For now, Pereira is serving the few Brazilians, Mexicans and Colombians that come up to see the mountains in between games of the Copa America soccer tournament. They are rewarded with a view of the smog lying over the city below, pollution that has been able to build up due to the lack of rain.
Escaping California
It shouldn’t be this way. According to Chile’s meteorological service, the Pacific coast of South America is experiencing a mild El Nino effect, the climatic condition that typically brings heavy rainfall with it.
“If we can’t start operating during the last week of June as is programmed, we have commercial policies that allow alternatives like the relocation of hotel reservations to another period of the same season,” said Francisco Sotomayor, head of Chile’s ski centers association.

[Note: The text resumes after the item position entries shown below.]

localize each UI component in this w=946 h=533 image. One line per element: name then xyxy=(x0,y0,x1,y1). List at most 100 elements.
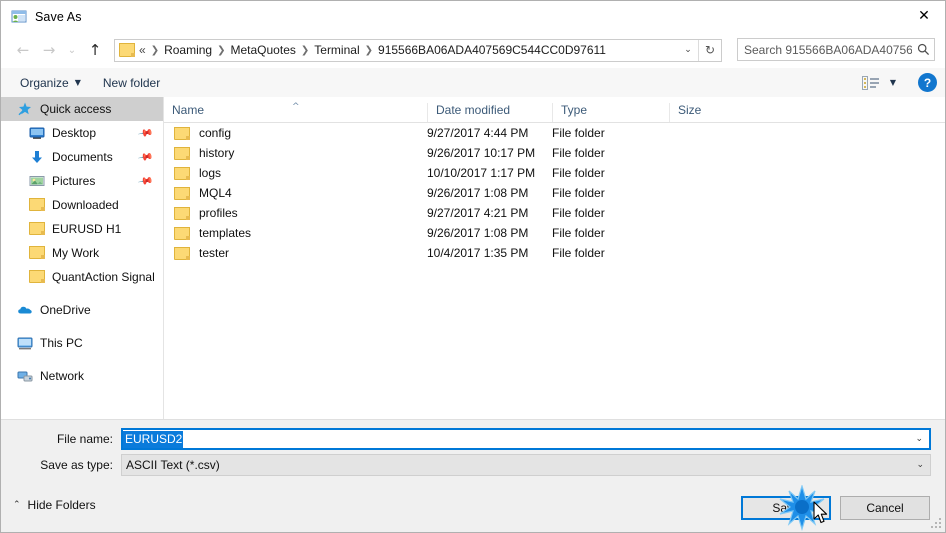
file-date-cell: 10/4/2017 1:35 PM xyxy=(427,246,529,260)
sidebar-item-label: Documents xyxy=(52,150,113,164)
folder-icon xyxy=(174,166,190,180)
folder-icon xyxy=(29,269,45,285)
file-date-cell: 9/27/2017 4:21 PM xyxy=(427,206,529,220)
sidebar-item-my-work[interactable]: My Work xyxy=(1,241,163,265)
column-header-date-modified[interactable]: Date modified xyxy=(427,103,552,122)
file-date-cell: 9/26/2017 10:17 PM xyxy=(427,146,536,160)
file-date-cell: 9/26/2017 1:08 PM xyxy=(427,186,529,200)
table-row[interactable]: logs 10/10/2017 1:17 PM File folder xyxy=(164,163,945,183)
pin-icon[interactable]: 📌 xyxy=(137,149,154,165)
sidebar-item-eurusd-h1[interactable]: EURUSD H1 xyxy=(1,217,163,241)
save-as-type-row: Save as type: ASCII Text (*.csv) ⌄ xyxy=(1,454,945,476)
arrow-right-icon[interactable]: → xyxy=(36,37,62,63)
file-name-label: logs xyxy=(199,166,222,180)
file-name-value: EURUSD2 xyxy=(123,430,184,448)
file-name-cell: config xyxy=(164,126,427,140)
sidebar-item-onedrive[interactable]: OneDrive xyxy=(1,298,163,322)
cancel-button[interactable]: Cancel xyxy=(840,496,930,520)
documents-download-icon xyxy=(29,149,45,165)
chevron-down-icon[interactable]: ⌄ xyxy=(62,37,82,63)
close-icon[interactable]: ✕ xyxy=(901,1,945,31)
file-type-cell: File folder xyxy=(552,126,605,140)
chevron-down-icon[interactable]: ⌄ xyxy=(916,460,924,470)
sidebar-item-network[interactable]: Network xyxy=(1,364,163,388)
file-name-cell: tester xyxy=(164,246,427,260)
save-as-type-select[interactable]: ASCII Text (*.csv) ⌄ xyxy=(121,454,931,476)
organize-label: Organize xyxy=(20,75,69,90)
file-type-cell: File folder xyxy=(552,246,605,260)
save-as-type-value: ASCII Text (*.csv) xyxy=(126,458,220,472)
navigation-sidebar: Quick access Desktop 📌 Documents � xyxy=(1,97,164,419)
chevron-down-icon[interactable]: ⌄ xyxy=(915,434,923,444)
file-name-cell: history xyxy=(164,146,427,160)
sidebar-item-label: Pictures xyxy=(52,174,96,188)
new-folder-button[interactable]: New folder xyxy=(96,73,167,93)
file-name-label: profiles xyxy=(199,206,238,220)
breadcrumb-item-terminal[interactable]: Terminal xyxy=(310,40,363,61)
arrow-left-icon[interactable]: ← xyxy=(10,37,36,63)
arrow-up-icon[interactable]: ↑ xyxy=(82,37,108,63)
sidebar-item-pictures[interactable]: Pictures 📌 xyxy=(1,169,163,193)
breadcrumb: « ❯ Roaming ❯ MetaQuotes ❯ Terminal ❯ 91… xyxy=(137,40,678,61)
column-header-size[interactable]: Size xyxy=(669,103,749,122)
column-header-label: Date modified xyxy=(436,103,511,117)
folder-icon xyxy=(29,197,45,213)
breadcrumb-lead[interactable]: « xyxy=(137,40,150,61)
breadcrumb-item-terminal-id[interactable]: 915566BA06ADA407569C544CC0D97611 xyxy=(374,40,610,61)
title-bar: Save As ✕ xyxy=(1,1,945,32)
save-as-dialog: Save As ✕ ← → ⌄ ↑ « ❯ Roaming ❯ MetaQuot… xyxy=(0,0,946,533)
file-name-cell: MQL4 xyxy=(164,186,427,200)
table-row[interactable]: config 9/27/2017 4:44 PM File folder xyxy=(164,123,945,143)
file-date-cell: 10/10/2017 1:17 PM xyxy=(427,166,536,180)
sidebar-item-documents[interactable]: Documents 📌 xyxy=(1,145,163,169)
table-row[interactable]: templates 9/26/2017 1:08 PM File folder xyxy=(164,223,945,243)
file-type-cell: File folder xyxy=(552,206,605,220)
folder-icon xyxy=(29,221,45,237)
sidebar-item-label: My Work xyxy=(52,246,100,260)
sidebar-item-label: Network xyxy=(40,369,85,383)
view-layout-icon[interactable] xyxy=(861,75,880,90)
help-button[interactable]: ? xyxy=(918,73,937,92)
column-header-name[interactable]: Name ^ xyxy=(164,102,427,122)
pictures-icon xyxy=(29,173,45,189)
sidebar-item-label: Quick access xyxy=(40,102,112,116)
file-name-input[interactable]: EURUSD2 ⌄ xyxy=(121,428,931,450)
table-row[interactable]: tester 10/4/2017 1:35 PM File folder xyxy=(164,243,945,263)
save-button[interactable]: Save xyxy=(741,496,831,520)
sidebar-item-quick-access[interactable]: Quick access xyxy=(1,97,163,121)
sidebar-item-downloaded[interactable]: Downloaded xyxy=(1,193,163,217)
file-date-cell: 9/26/2017 1:08 PM xyxy=(427,226,529,240)
organize-button[interactable]: Organize ▼ xyxy=(13,73,88,93)
sidebar-item-this-pc[interactable]: This PC xyxy=(1,331,163,355)
pin-icon[interactable]: 📌 xyxy=(137,125,154,141)
file-type-cell: File folder xyxy=(552,146,605,160)
file-type-cell: File folder xyxy=(552,166,605,180)
column-header-type[interactable]: Type xyxy=(552,103,669,122)
chevron-up-icon: ⌃ xyxy=(13,500,21,510)
toolbar-right-group: ▼ ? xyxy=(861,68,937,97)
sidebar-item-desktop[interactable]: Desktop 📌 xyxy=(1,121,163,145)
refresh-icon[interactable]: ↻ xyxy=(698,39,721,61)
save-form: File name: EURUSD2 ⌄ Save as type: ASCII… xyxy=(1,419,945,490)
sidebar-item-quantaction-signal[interactable]: QuantAction Signal xyxy=(1,265,163,289)
search-input[interactable]: Search 915566BA06ADA40756... xyxy=(738,43,912,57)
breadcrumb-item-metaquotes[interactable]: MetaQuotes xyxy=(227,40,300,61)
search-icon xyxy=(912,39,934,60)
view-dropdown-icon[interactable]: ▼ xyxy=(886,78,900,87)
hide-folders-button[interactable]: ⌃ Hide Folders xyxy=(13,498,96,512)
table-row[interactable]: history 9/26/2017 10:17 PM File folder xyxy=(164,143,945,163)
file-name-label: templates xyxy=(199,226,252,240)
table-row[interactable]: MQL4 9/26/2017 1:08 PM File folder xyxy=(164,183,945,203)
resize-grip[interactable] xyxy=(931,518,943,530)
folder-icon xyxy=(174,246,190,260)
sidebar-item-label: EURUSD H1 xyxy=(52,222,122,236)
address-dropdown-icon[interactable]: ⌄ xyxy=(678,40,698,61)
search-box[interactable]: Search 915566BA06ADA40756... xyxy=(737,38,935,61)
star-pin-icon xyxy=(17,101,33,117)
address-bar[interactable]: « ❯ Roaming ❯ MetaQuotes ❯ Terminal ❯ 91… xyxy=(114,38,722,62)
pin-icon[interactable]: 📌 xyxy=(137,173,154,189)
file-type-cell: File folder xyxy=(552,226,605,240)
table-row[interactable]: profiles 9/27/2017 4:21 PM File folder xyxy=(164,203,945,223)
breadcrumb-item-roaming[interactable]: Roaming xyxy=(160,40,216,61)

Since 1968, 44 percent of the time the ski season has officially started after June 25, while it has been after July 1 in 25 percent of the years, according to Sotomayor.
Central Chile has a climate similar to that in southern California — and a similar drought that has now lasted eight years. The water shortage forced the Lake Tahoe area ski resorts in California to close early this year.
It is getting harder for ski enthusiasts such as Stefanie Schultz, a 23-year-old graduate from the University of Oregon, to find snow. Schultz paid an extra $100 to bring her skis to Chile this year, and hasn’t even bothered unpacking them.
Worldwide Trend
“This pattern is happening everywhere in the world, not just in Chile,” Schultz said. “Every year, annual snowfall declines. This year ski resorts had to close early and Utah, Wyoming and Colorado also saw huge decreases in annual snowfall.”
This season rivalled 1976-77 and 1980-81 as the lowest North American snowfall season on record, with most California and Pacific Northwest areas receiving less than half normal snowfall, according to bestsnow.net.